“Technically I think, knock on wood, I will get a max contract anywhere I choose to go,” Butler said, per Marc Narducci of The Inquirer. “So if you are talking a four-year, five-year, that is more than enough money anyway. I think I still have more than enough money now from my first deal.”
Narducci explained he would be eligible to sign a maximum contract of five years and $188 million if he returns to the Philadelphia 76ers but can make just $141 million in four years if he signs elsewhere.
With that ability to offer more money, Caesars sportsbook views the 76ers as the favorites to re-sign Butler at minus-150 (bet $150 to win $100)
Philadelphia invested plenty in Butler by trading away Dario Saric and Robert Covington to land him this season. It also traded for Tobias Harris—who is an unrestricted free agent this offseason—and appeared to go all-in around Ben Simmons and Joel Embiid.
Those efforts resulted in a heartbreaking seven-game loss to the Toronto Raptors in the second round that was punctuated with a Kawhi Leonard buzzer-beater.
The argument can be made the 76ers would be wise to re-sign Butler and Harris and give the core an entire offseason, training camp, preseason and regular season to play together after they were thrown into the fire during the 2018-19 campaign. That will allow time to adapt to each other’s games and adjust accordingly.
Plus, the Eastern Conference could be even more wide open next season if Leonard declines his player option with Toronto and Kyrie Irving does the same with the Boston Celtics.

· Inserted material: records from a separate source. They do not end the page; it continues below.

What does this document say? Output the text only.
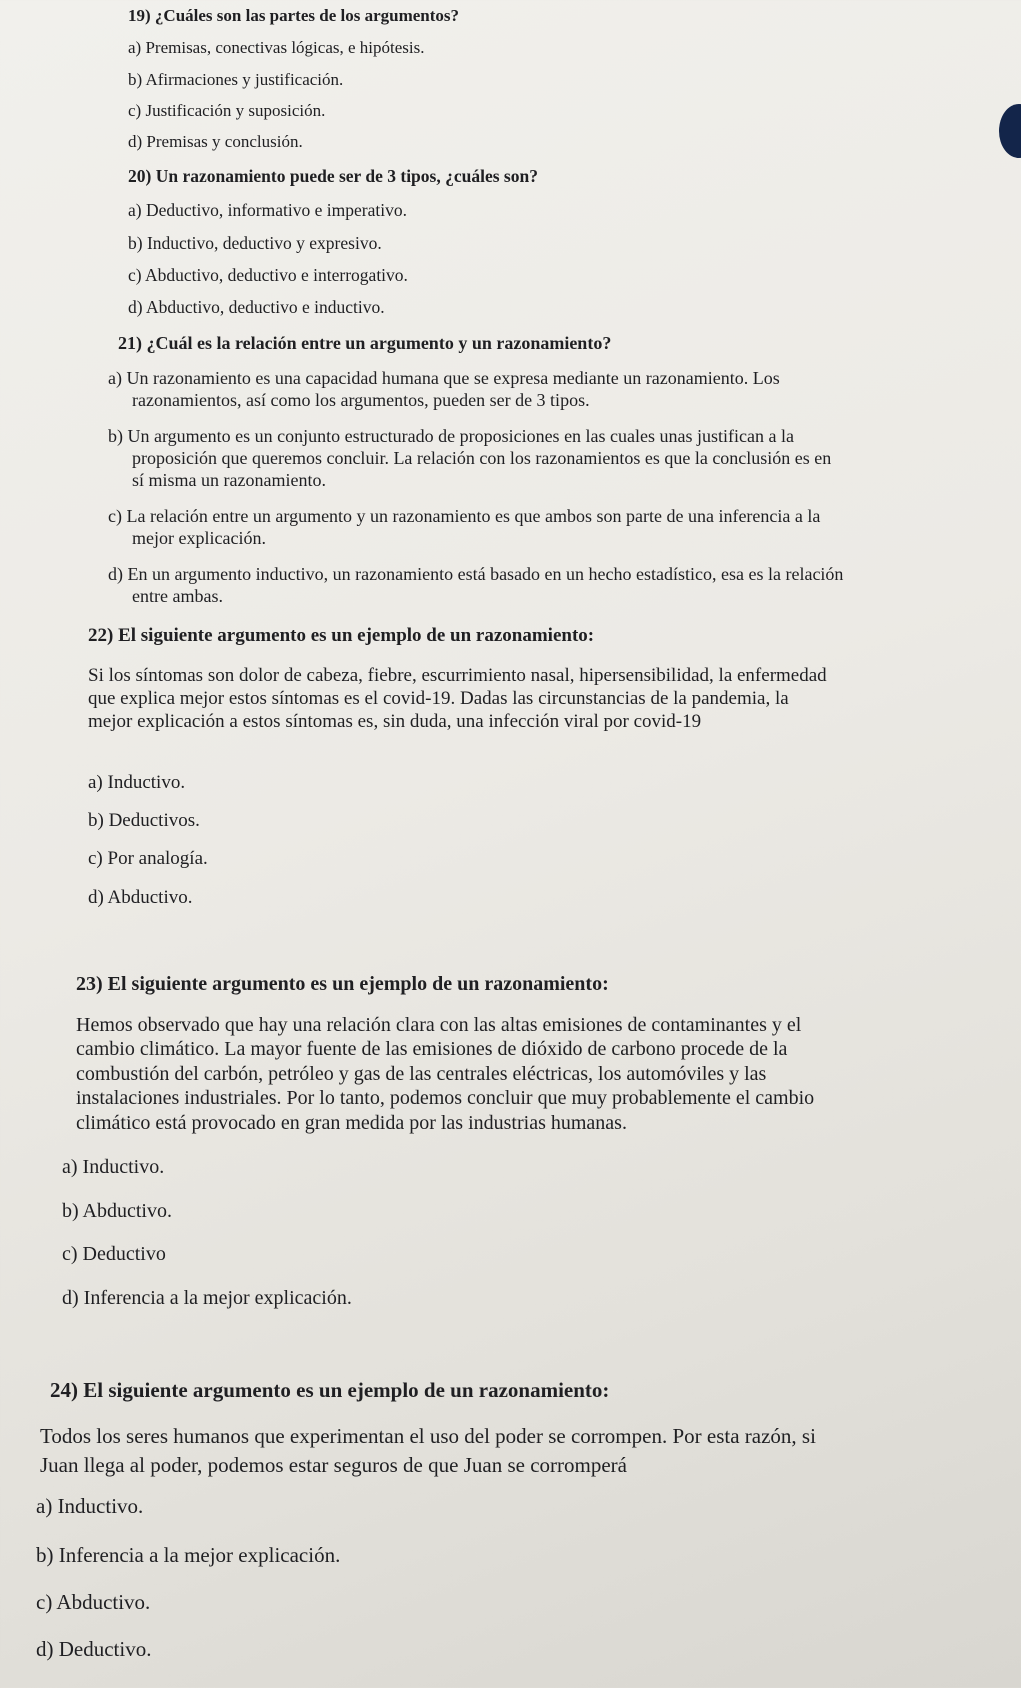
19) ¿Cuáles son las partes de los argumentos?
a) Premisas, conectivas lógicas, e hipótesis.
b) Afirmaciones y justificación.
c) Justificación y suposición.
d) Premisas y conclusión.
20) Un razonamiento puede ser de 3 tipos, ¿cuáles son?
a) Deductivo, informativo e imperativo.
b) Inductivo, deductivo y expresivo.
c) Abductivo, deductivo e interrogativo.
d) Abductivo, deductivo e inductivo.
21) ¿Cuál es la relación entre un argumento y un razonamiento?
a) Un razonamiento es una capacidad humana que se expresa mediante un razonamiento. Los razonamientos, así como los argumentos, pueden ser de 3 tipos.
b) Un argumento es un conjunto estructurado de proposiciones en las cuales unas justifican a la proposición que queremos concluir. La relación con los razonamientos es que la conclusión es en sí misma un razonamiento.
c) La relación entre un argumento y un razonamiento es que ambos son parte de una inferencia a la mejor explicación.
d) En un argumento inductivo, un razonamiento está basado en un hecho estadístico, esa es la relación entre ambas.
22) El siguiente argumento es un ejemplo de un razonamiento:
Si los síntomas son dolor de cabeza, fiebre, escurrimiento nasal, hipersensibilidad, la enfermedad que explica mejor estos síntomas es el covid-19. Dadas las circunstancias de la pandemia, la mejor explicación a estos síntomas es, sin duda, una infección viral por covid-19
a) Inductivo.
b) Deductivos.
c) Por analogía.
d) Abductivo.
23) El siguiente argumento es un ejemplo de un razonamiento:
Hemos observado que hay una relación clara con las altas emisiones de contaminantes y el cambio climático. La mayor fuente de las emisiones de dióxido de carbono procede de la combustión del carbón, petróleo y gas de las centrales eléctricas, los automóviles y las instalaciones industriales. Por lo tanto, podemos concluir que muy probablemente el cambio climático está provocado en gran medida por las industrias humanas.
a) Inductivo.
b) Abductivo.
c) Deductivo
d) Inferencia a la mejor explicación.
24) El siguiente argumento es un ejemplo de un razonamiento:
Todos los seres humanos que experimentan el uso del poder se corrompen. Por esta razón, si Juan llega al poder, podemos estar seguros de que Juan se corromperá
a) Inductivo.
b) Inferencia a la mejor explicación.
c) Abductivo.
d) Deductivo.
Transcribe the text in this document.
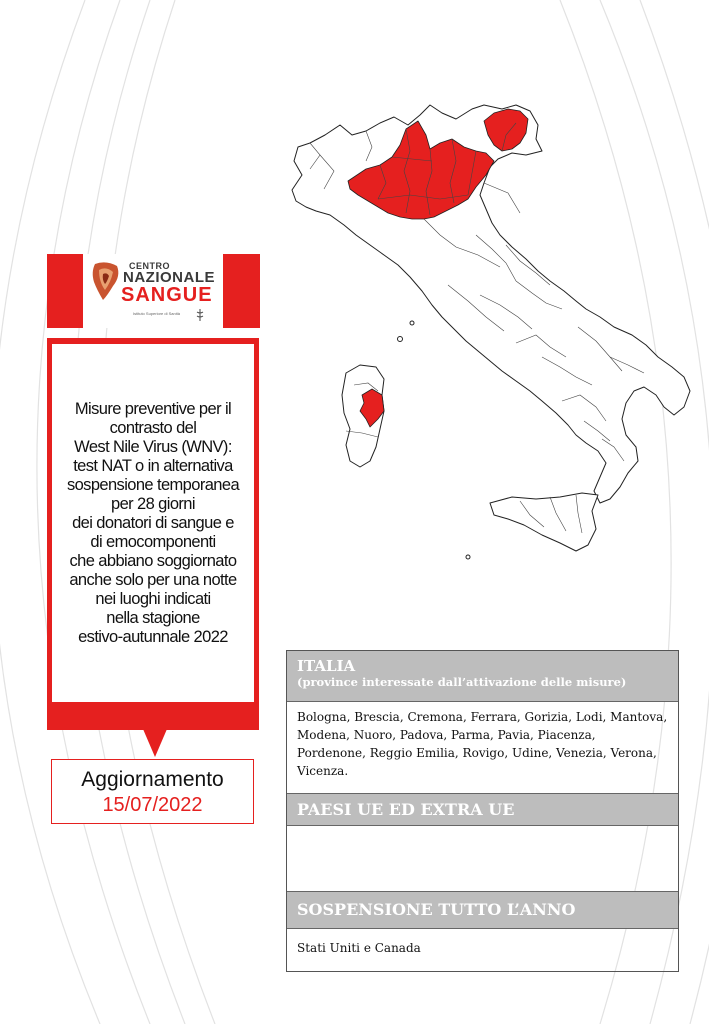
CENTRO
NAZIONALE
SANGUE
Istituto Superiore di Sanità
Misure preventive per il
contrasto del
West Nile Virus (WNV):
test NAT o in alternativa
sospensione temporanea
per 28 giorni
dei donatori di sangue e
di emocomponenti
che abbiano soggiornato
anche solo per una notte
nei luoghi indicati
nella stagione
estivo-autunnale 2022
Aggiornamento
15/07/2022
ITALIA
(province interessate dall’attivazione delle misure)
Bologna, Brescia, Cremona, Ferrara, Gorizia, Lodi, Mantova, Modena, Nuoro, Padova, Parma, Pavia, Piacenza, Pordenone, Reggio Emilia, Rovigo, Udine, Venezia, Verona, Vicenza.
PAESI UE ED EXTRA UE
SOSPENSIONE TUTTO L’ANNO
Stati Uniti e Canada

However, Butler will be 30 years old throughout the 2018-19 campaign and has averaged 36.9 minutes per game since he became a full-time starter in 2013-14. For as much as Philadelphia fans appreciated his efforts as a veteran leader down the stretch, re-signing him to a max deal would be a risky endeavor.
In Butler’s eyes, he will be worth that risk wherever he chooses to go.